Classification-Guided Versus Generalized Postural Intervention in Subgroups of Nonspecific Chronic Low Back Pain

A Pragmatic Randomized Controlled Study

Liba Sheeran, PhD; Robert van Deursen, PhD; Bruce Caterson, PhD; Valerie Sparkes, PhD


Spine. 2013;38(19):1613-1625. 

In This Article

Abstract and Introduction


Study Design. Pragmatic randomized controlled single-blinded study.

Objective. To compare the effects of the classification system guided postural intervention (CSPI) with generalized postural intervention (GPI) in subgroups of nonspecific chronic low back pain (NSCLBP).

Summary of Background Data. Spinal motor control impairments and the associated alterations in spinal postures adopted by patients with NSCLBP are highly variable. Research evaluating the effect of interventions that target the specific movement/posture impairments in NSCLBP subgroups is therefore warranted.

Methods. A total of 49 patients with NSCLBP with a classification of flexion pattern (n = 29) and active extension pattern (n = 20) control impairment were recruited from a large cohort study and randomly assigned into CSPI and GPI. The primary outcome was change in Roland-Morris Disability Questionnaire, secondary outcomes were change in pain visual analogue scale, spinal repositioning sense including thoracic and lumbar absolute error, variable error, constant error, and trunk muscle activity during sitting and standing. The intervention was evaluated at baseline, immediately post one-to-one intervention and post 4-week home-based training.

Results. The CSPI produced statistically and clinically significant reduction in disability (4.2 [95% CI, 2.9–5.3]) and pain (2, [95% CI, 1.3–2.6]) compared with minimal change in the GPI disability (0.4, [95% CI, −0.8 to 1.6]) and pain (−0.2, [95% CI, −0.5 to 0.9]). Repeated measures analysis of variance revealed that CSPI significantly reduced absolute error in thoracic (sitting) and lumbar spine (standing) and constant error in lumbar spine (standing) post one-to-one phase, although this was no longer significant at 4 weeks. Neither intervention had an effect on trunk muscle activity.

Conclusion. Compared with minimal change in the GPI group, the CSPI produced statistically and clinically significant improvements in disability and pain outcomes and short-term improvements in some parameters of spinal repositioning sense in NSCLBP subgroups.


Low back pain affects up to 84% of people in industrialized countries.[1]

Approximately 23% of cases develop into chronic low back pain (CLBP)[2] using the largest proportion of the overall costs spent on its management.[3] CLBP is frequently nonspecific with different combinations of biological, psychosocial, and lifestyle factors contributing to this extremely complex disorder[4] and presenting a challenge in terms of management.[5]

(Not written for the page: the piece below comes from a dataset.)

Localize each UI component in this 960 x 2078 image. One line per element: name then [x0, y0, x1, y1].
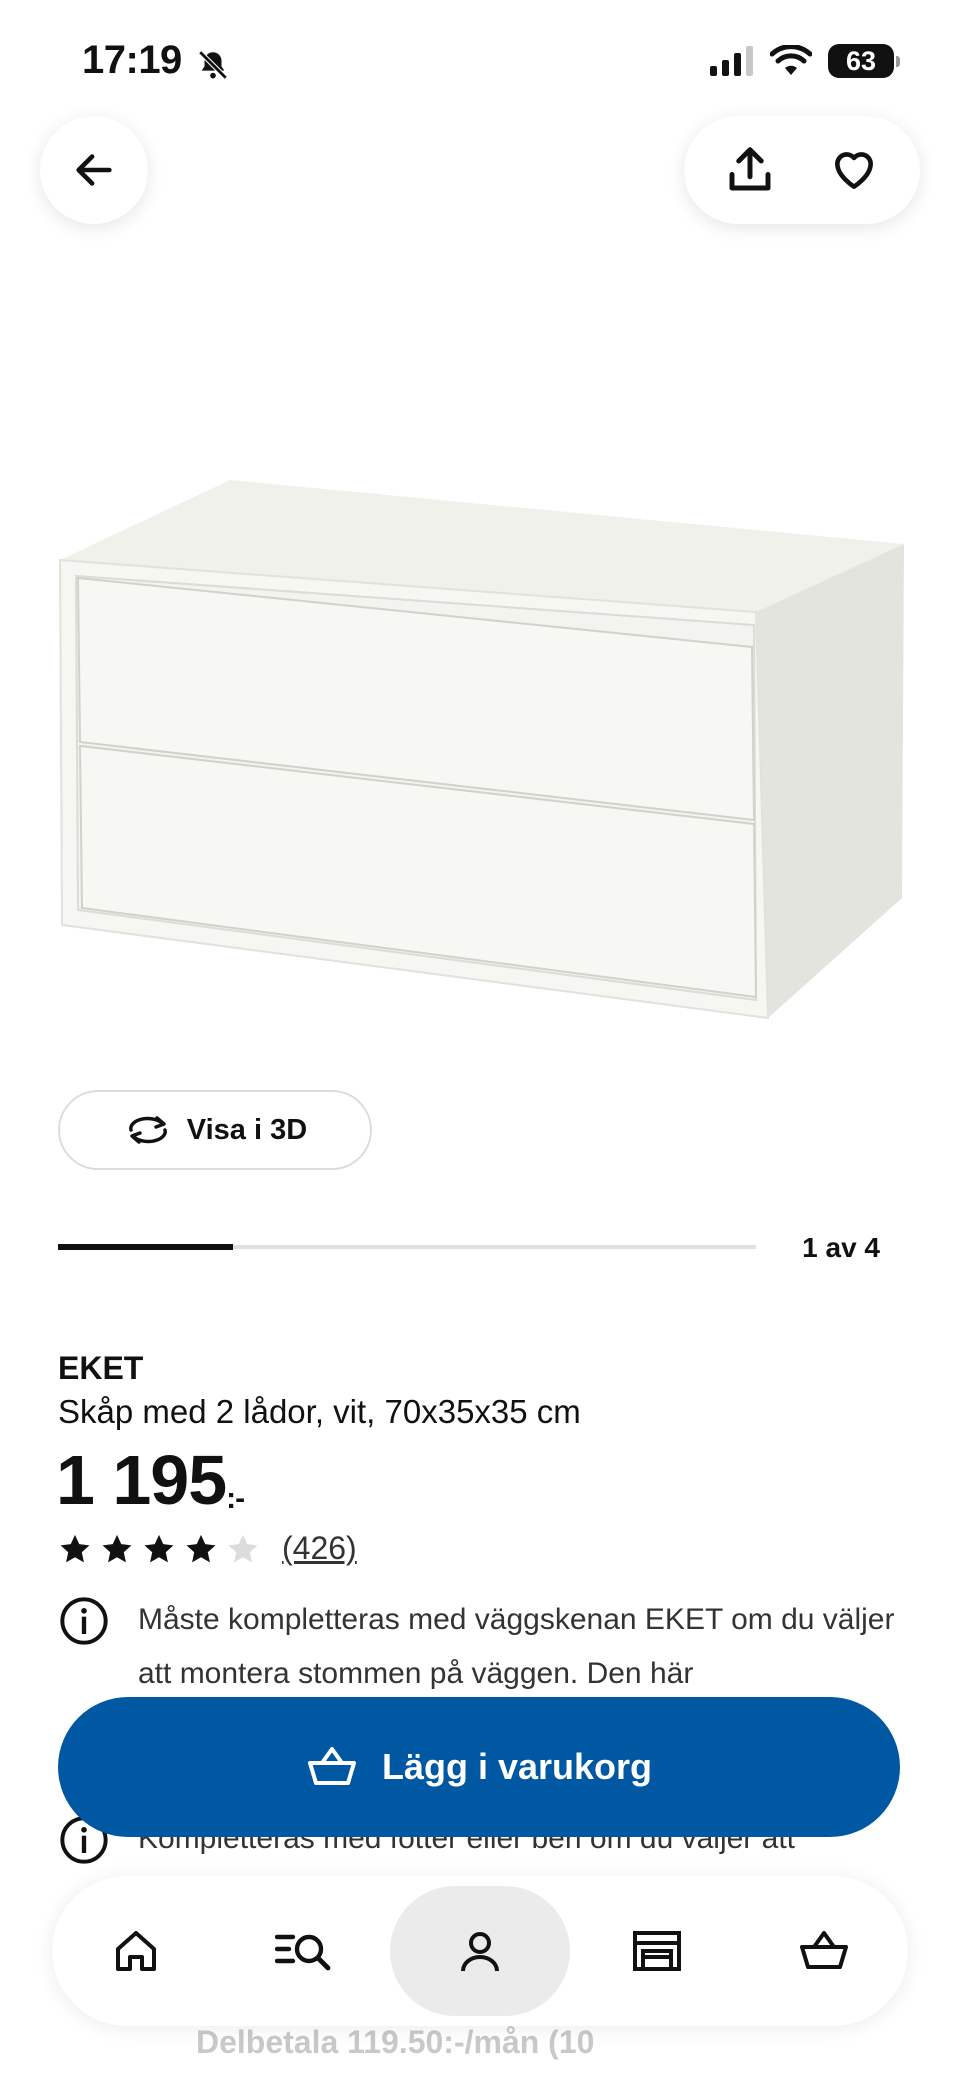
- action-buttons: [684, 116, 920, 224]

Altered motor control of the spine and habitual postures that patients adopt during sitting[6–8] and standing[8] have been proposed to perpetuate the pain disorder.[9] The evidence for this is inconclusive with some research indicating that sustained spinal postures increase the risk of back pain[10–13] while others show no link.[14–16] Nevertheless, activities involving sustained sitting and standing postures are clinically reported by patients as the most pain provoking in their daily function.[17,18]

Nonspecific chronic low back pain (NSCLBP) individuals tend to sit nearer the end-range of spinal motion[18–20] and have reduced ability to adopt a midrange position of the spine compared with healthy subjects.[8,21,22] Based on the biomechanical model, continual end-range loading may increase spinal tissue strain, contributing to the development and perpetuation of LBP.[23] Alternatively, posture training to enhance midrange spinal position control may reduce spinal tissue load.[24]

Classifying NSCLBP based on pain provoking postures and movements[9] revealed presence of distinct postural alterations[7,8,25] associated with characteristic trunk muscle activation patterns.[6] Postural training that reflects this variation and is matched to specific posture/movement disorder has therefore been recommended.[6,7,26] The aim of this study was to evaluate the effect of classification-based versus generalized postural intervention (GPI) on pain, disability, and physical motor control outcomes including thoracic and lumbar midrange repositioning sense and trunk muscle activity during sitting and standing in patients with NSCLBP.